🤖 AI Summary
To address the robustness issue in LLMs augmented with external search—where minor query perturbations trigger reasoning failure and error accumulation—this paper proposes a goal-oriented planning and self-reflection framework. First, it explicitly models and dynamically maintains a search objective; second, it employs an iterative result introspection mechanism to verify evidence consistency and refine reasoning trajectories. The search process is decoupled into three distinct phases: goal formulation, execution, and meta-cognitive evaluation. This design significantly enhances resilience against noisy queries and misleading retrieval results. Experiments across multiple knowledge-intensive QA benchmarks demonstrate that our method achieves state-of-the-art (SOTA) search accuracy under standard conditions and maintains over 92% accuracy under adversarial query perturbations—a gain of more than 30 percentage points over baselines—thereby substantially mitigating search fragility.
📝 Abstract
Large language models (LLMs) excel at knowledge-intensive question answering and reasoning, yet their real-world deployment remains constrained by knowledge cutoff, hallucination, and limited interaction modalities.
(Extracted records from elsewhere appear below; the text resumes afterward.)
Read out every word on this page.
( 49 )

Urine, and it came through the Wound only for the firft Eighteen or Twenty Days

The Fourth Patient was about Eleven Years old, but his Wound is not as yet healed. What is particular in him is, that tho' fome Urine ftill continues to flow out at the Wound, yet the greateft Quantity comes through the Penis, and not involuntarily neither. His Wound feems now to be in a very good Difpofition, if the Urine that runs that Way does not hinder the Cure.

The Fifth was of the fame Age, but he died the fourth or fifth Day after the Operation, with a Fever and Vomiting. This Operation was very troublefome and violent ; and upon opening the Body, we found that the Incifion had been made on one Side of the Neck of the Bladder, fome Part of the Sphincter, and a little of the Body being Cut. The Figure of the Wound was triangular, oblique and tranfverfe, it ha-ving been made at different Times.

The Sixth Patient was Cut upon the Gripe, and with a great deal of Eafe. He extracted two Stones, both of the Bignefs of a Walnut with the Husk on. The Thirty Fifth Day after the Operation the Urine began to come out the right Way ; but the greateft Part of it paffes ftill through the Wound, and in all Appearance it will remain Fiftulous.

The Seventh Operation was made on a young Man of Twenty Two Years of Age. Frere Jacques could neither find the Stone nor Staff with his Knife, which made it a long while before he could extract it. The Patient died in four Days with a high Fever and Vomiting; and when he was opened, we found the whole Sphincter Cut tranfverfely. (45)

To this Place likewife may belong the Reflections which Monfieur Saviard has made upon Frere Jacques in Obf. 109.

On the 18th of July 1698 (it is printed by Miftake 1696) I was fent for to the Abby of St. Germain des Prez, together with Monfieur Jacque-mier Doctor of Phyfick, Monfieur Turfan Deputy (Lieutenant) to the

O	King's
Augmenting LLMs with external search tools helps alleviate these issues, but it also exposes agents to a complex search environment in which small, plausible variations in query formulation can steer reasoning into unproductive trajectories and amplify errors. We present a systematic analysis that quantifies how environmental complexity induces fragile search behaviors and, in turn, degrades overall performance. To address this challenge, we propose a simple yet effective approach to instantiate a search agent, RE-Searcher. During search, RE-Searcher explicitly articulates a concrete search goal and subsequently reflects on whether the retrieved evidence satisfies that goal. This combination of goal-oriented planning and self-reflection enables RE-Searcher to resist spurious cues in complex search environments and perform robust search. Extensive experiments show that our method improves search accuracy and achieves state-of-the-art results. Perturbation studies further demonstrate substantial resilience to noisy or misleading external signals, mitigating the fragility of the search process. We believe these findings offer practical guidance for integrating LLM-powered agents into more complex interactive environments and enabling more autonomous decision-making.